La tour du Lazaret, érigée au 16e siècle, est le témoin emblématique de l'histoire des Catalans. Elle a marqué le paysage d’un site longtemps préservé de l’urbanisation marseillaise. D’un point de vue topographique, cet élément remarquable constitue une articulation évidente entre l’anse des Catalans et la Corniche. Depuis la mer, elle a longtemps servi de repère aux navigateurs et aux visiteurs des Îles du Frioul. Massive et rudimentaire, son architecture se distingue fortement et constitue l’élément essentiel du site en matière de patrimoine bâti. Elle est le dernier témoin des "Vieilles infirmeries" et a inspiré de nombreux artistes.

Avec le projet d’établissement de bains des Catalans, la tour, tombée en désuétude, est restaurée, surélevée, et réinvestie vers 1860. Ce remaniement, certes, interventionniste et maladroit, fait désormais partie intégrante de l’ouvrage, comme une strate historique liée à l’évolution du site et de ses pratiques. Hormis le parapet qui a fait l’objet de travaux de restauration, les élévations de la Tour sont aujourd'hui à l'abandon.

 

2022 : la pousuite des travaux d'aménagement de l'anse des Catalans

 

Afin d'améliorer l'accueil des usagers de la plage et permettre une cohabitation harmonieuse de toutes les pratiques, un projet d'aménagement conduit par l'agence d’architecture Yvann Pluskwa a été retenu en 2019. Ce projet vient compléter la première phase de travaux initiée en 2013, en s'attelant cette fois à la réhabilitation des arcades historiques, de la tour du Lazaret, de la place haute et de la partie nord de l'anse, située au pied du Cercle des Nageurs.

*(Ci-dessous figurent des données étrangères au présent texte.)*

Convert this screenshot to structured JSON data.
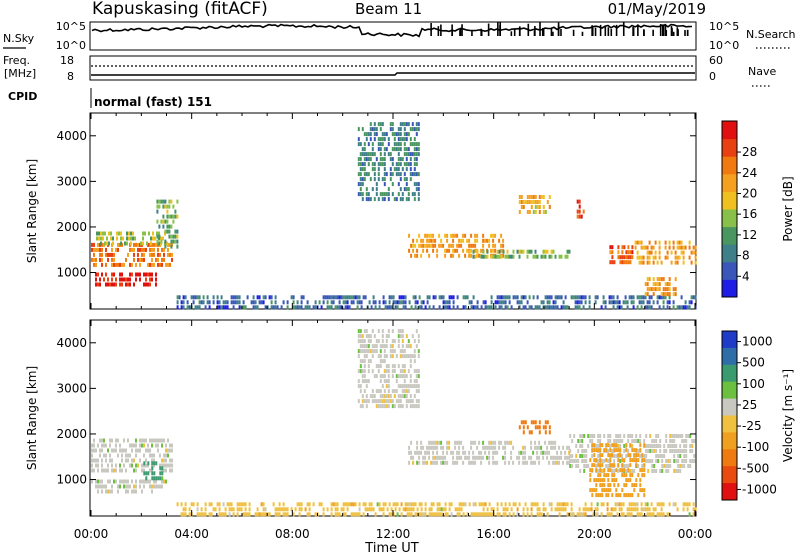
{
  "header": {
    "station": "Kapuskasing (fitACF)",
    "beam": "Beam 11",
    "date": "01/May/2019"
  },
  "noise_panel": {
    "left_label": "N.Sky",
    "left_ticks": [
      "10^5",
      "10^0"
    ],
    "right_label": "N.Search",
    "right_ticks": [
      "10^5",
      "10^0"
    ]
  },
  "freq_panel": {
    "left_label_1": "Freq.",
    "left_label_2": "[MHz]",
    "left_ticks": [
      "18",
      "8"
    ],
    "right_label": "Nave",
    "right_ticks": [
      "60",
      "0"
    ]
  },
  "cpid_panel": {
    "label": "CPID",
    "text": "normal (fast) 151"
  },
  "x_axis": {
    "label": "Time UT",
    "ticks": [
      "00:00",
      "04:00",
      "08:00",
      "12:00",
      "16:00",
      "20:00",
      "00:00"
    ]
  },
  "chart_data": [
    {
      "type": "heatmap",
      "quantity": "Power",
      "ylabel": "Slant Range [km]",
      "yticks": [
        "1000",
        "2000",
        "3000",
        "4000"
      ],
      "ylim": [
        200,
        4500
      ],
      "xlim_hours": [
        0,
        24
      ],
      "colorbar": {
        "label": "Power [dB]",
        "ticks": [
          "4",
          "8",
          "12",
          "16",
          "20",
          "24",
          "28"
        ],
        "colors": [
          "#1e1ee6",
          "#3a56b8",
          "#3f7f8a",
          "#4a9660",
          "#88c04a",
          "#f0c020",
          "#f5a020",
          "#f07a10",
          "#e84010",
          "#e01010"
        ]
      },
      "echo_regions": [
        {
          "t0": 0.0,
          "t1": 2.6,
          "r0": 700,
          "r1": 1000,
          "value": 28
        },
        {
          "t0": 0.0,
          "t1": 3.2,
          "r0": 1150,
          "r1": 1650,
          "value": 22
        },
        {
          "t0": 0.2,
          "t1": 3.0,
          "r0": 1650,
          "r1": 1900,
          "value": 14
        },
        {
          "t0": 2.6,
          "t1": 3.4,
          "r0": 1600,
          "r1": 2600,
          "value": 12
        },
        {
          "t0": 3.4,
          "t1": 24.0,
          "r0": 250,
          "r1": 500,
          "value": 6
        },
        {
          "t0": 10.6,
          "t1": 13.0,
          "r0": 2600,
          "r1": 4300,
          "value": 8
        },
        {
          "t0": 12.6,
          "t1": 16.4,
          "r0": 1350,
          "r1": 1850,
          "value": 20
        },
        {
          "t0": 15.0,
          "t1": 19.0,
          "r0": 1300,
          "r1": 1500,
          "value": 12
        },
        {
          "t0": 17.0,
          "t1": 18.2,
          "r0": 2300,
          "r1": 2700,
          "value": 18
        },
        {
          "t0": 19.3,
          "t1": 19.6,
          "r0": 2200,
          "r1": 2600,
          "value": 26
        },
        {
          "t0": 20.6,
          "t1": 21.6,
          "r0": 1200,
          "r1": 1600,
          "value": 24
        },
        {
          "t0": 21.6,
          "t1": 24.0,
          "r0": 1200,
          "r1": 1700,
          "value": 20
        },
        {
          "t0": 22.0,
          "t1": 23.2,
          "r0": 500,
          "r1": 900,
          "value": 20
        }
      ]
    },
    {
      "type": "heatmap",
      "quantity": "Velocity",
      "ylabel": "Slant Range [km]",
      "yticks": [
        "1000",
        "2000",
        "3000",
        "4000"
      ],
      "ylim": [
        200,
        4500
      ],
      "xlim_hours": [
        0,
        24
      ],
      "colorbar": {
        "label": "Velocity [m s⁻¹]",
        "ticks": [
          "1000",
          "500",
          "100",
          "25",
          "-25",
          "-100",
          "-500",
          "-1000"
        ],
        "colors": [
          "#1e3cc8",
          "#2e6ea8",
          "#3c9a70",
          "#6cc040",
          "#c8c8c0",
          "#f0c040",
          "#f0a020",
          "#ee7a10",
          "#e84a10",
          "#e01010"
        ]
      },
      "echo_regions": [
        {
          "t0": 0.0,
          "t1": 3.0,
          "r0": 700,
          "r1": 1000,
          "value": 0
        },
        {
          "t0": 0.0,
          "t1": 3.2,
          "r0": 1150,
          "r1": 1900,
          "value": 0
        },
        {
          "t0": 2.0,
          "t1": 2.8,
          "r0": 1000,
          "r1": 1400,
          "value": 100
        },
        {
          "t0": 3.4,
          "t1": 24.0,
          "r0": 250,
          "r1": 500,
          "value": -60
        },
        {
          "t0": 10.6,
          "t1": 13.0,
          "r0": 2600,
          "r1": 4300,
          "value": 0
        },
        {
          "t0": 12.6,
          "t1": 19.0,
          "r0": 1350,
          "r1": 1850,
          "value": 0
        },
        {
          "t0": 17.0,
          "t1": 18.2,
          "r0": 2000,
          "r1": 2300,
          "value": -700
        },
        {
          "t0": 19.0,
          "t1": 24.0,
          "r0": 1200,
          "r1": 2000,
          "value": 0
        },
        {
          "t0": 19.8,
          "t1": 22.0,
          "r0": 600,
          "r1": 1800,
          "value": -300
        }
      ]
    }
  ]
}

Tout en prenant en compte les contraintes du site, la préservation de la mémoire du lieu ainsi que la nécessaire adaptation aux nouveaux usages, la Ville de Marseille a souhaité ouvrir ce projet d'aménagement à la participation des Marseillaises et des Marseillais.

Une première phase de participation est ouverte sur le site internet de la Ville de Marseille à compter du 14 juin 2022. Toutes les Marseillaises et tous les Marseillais sont invités à y participer. Elle concerne notamment les services dont les usagers souhaitent disposer sur la plage (location de matériel, buvette, petite restauration, table de pique-nique, consigne, jeux pour enfants...) ainsi que les aménagements à prévoir à l'entrée du site afin de prendre en compte les modes de transports doux.

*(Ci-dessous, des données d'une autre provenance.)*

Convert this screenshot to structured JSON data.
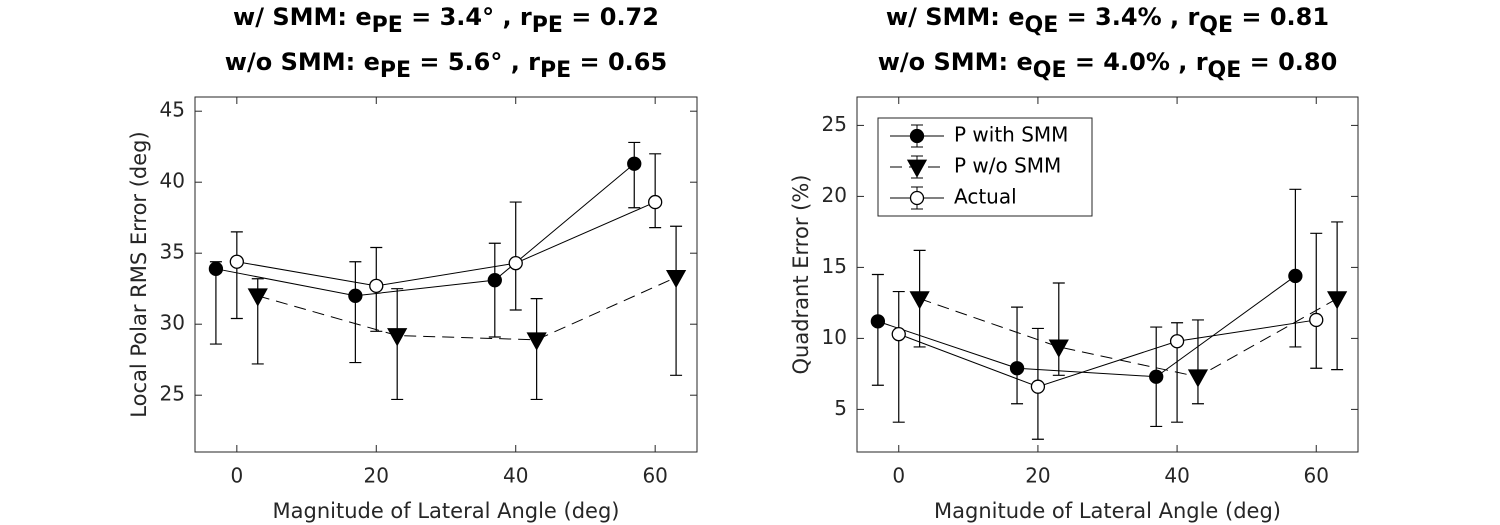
{
  "chart_data": [
    {
      "type": "line",
      "title": [
        [
          "w/ SMM:  e",
          "PE",
          " = 3.4° , r",
          "PE",
          " = 0.72"
        ],
        [
          "w/o SMM: e",
          "PE",
          " = 5.6° , r",
          "PE",
          " = 0.65"
        ]
      ],
      "xlabel": "Magnitude of Lateral Angle (deg)",
      "ylabel": "Local Polar RMS Error (deg)",
      "xlim": [
        -6,
        66
      ],
      "ylim": [
        21,
        46
      ],
      "xticks": [
        0,
        20,
        40,
        60
      ],
      "yticks": [
        25,
        30,
        35,
        40,
        45
      ],
      "series": [
        {
          "color": "#000000",
          "marker": "circle",
          "marker_fill": "#000000",
          "linestyle": "solid",
          "x": [
            -3,
            17,
            37,
            57
          ],
          "values": [
            33.9,
            32.0,
            33.1,
            41.3
          ],
          "lower": [
            28.6,
            27.3,
            29.1,
            38.2
          ],
          "upper": [
            34.4,
            34.4,
            35.7,
            42.8
          ]
        },
        {
          "color": "#000000",
          "marker": "triangle-down",
          "marker_fill": "#000000",
          "linestyle": "dashed",
          "x": [
            3,
            23,
            43,
            63
          ],
          "values": [
            32.0,
            29.2,
            28.9,
            33.3
          ],
          "lower": [
            27.2,
            24.7,
            24.7,
            26.4
          ],
          "upper": [
            33.2,
            32.5,
            31.8,
            36.9
          ]
        },
        {
          "color": "#000000",
          "marker": "circle",
          "marker_fill": "#ffffff",
          "linestyle": "solid",
          "x": [
            0,
            20,
            40,
            60
          ],
          "values": [
            34.4,
            32.7,
            34.3,
            38.6
          ],
          "lower": [
            30.4,
            29.5,
            31.0,
            36.8
          ],
          "upper": [
            36.5,
            35.4,
            38.6,
            42.0
          ]
        }
      ]
    },
    {
      "type": "line",
      "title": [
        [
          "w/ SMM:  e",
          "QE",
          " = 3.4% , r",
          "QE",
          " = 0.81"
        ],
        [
          "w/o SMM: e",
          "QE",
          " = 4.0% , r",
          "QE",
          " = 0.80"
        ]
      ],
      "xlabel": "Magnitude of Lateral Angle (deg)",
      "ylabel": "Quadrant Error (%)",
      "xlim": [
        -6,
        66
      ],
      "ylim": [
        2,
        27
      ],
      "xticks": [
        0,
        20,
        40,
        60
      ],
      "yticks": [
        5,
        10,
        15,
        20,
        25
      ],
      "legend": "upper left",
      "series": [
        {
          "name": "P with SMM",
          "color": "#000000",
          "marker": "circle",
          "marker_fill": "#000000",
          "linestyle": "solid",
          "x": [
            -3,
            17,
            37,
            57
          ],
          "values": [
            11.2,
            7.9,
            7.3,
            14.4
          ],
          "lower": [
            6.7,
            5.4,
            3.8,
            9.4
          ],
          "upper": [
            14.5,
            12.2,
            10.8,
            20.5
          ]
        },
        {
          "name": "P w/o SMM",
          "color": "#000000",
          "marker": "triangle-down",
          "marker_fill": "#000000",
          "linestyle": "dashed",
          "x": [
            3,
            23,
            43,
            63
          ],
          "values": [
            12.8,
            9.4,
            7.3,
            12.8
          ],
          "lower": [
            9.4,
            7.4,
            5.4,
            7.8
          ],
          "upper": [
            16.2,
            13.9,
            11.3,
            18.2
          ]
        },
        {
          "name": "Actual",
          "color": "#000000",
          "marker": "circle",
          "marker_fill": "#ffffff",
          "linestyle": "solid",
          "x": [
            0,
            20,
            40,
            60
          ],
          "values": [
            10.3,
            6.6,
            9.8,
            11.3
          ],
          "lower": [
            4.1,
            2.9,
            4.1,
            7.9
          ],
          "upper": [
            13.3,
            10.7,
            11.1,
            17.4
          ]
        }
      ]
    }
  ]
}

Une deuxième phase de participation sera lancée à partir du 22 juin 2022. Organisée autour de visites sur site, d'ateliers et de réunions publiques, elle permettra aux usagers du site de participer à l'évolution du projet.

Clôturées le 9 juillet, ces deux phases feront l'objet d'une restitution publique en septembre 2022.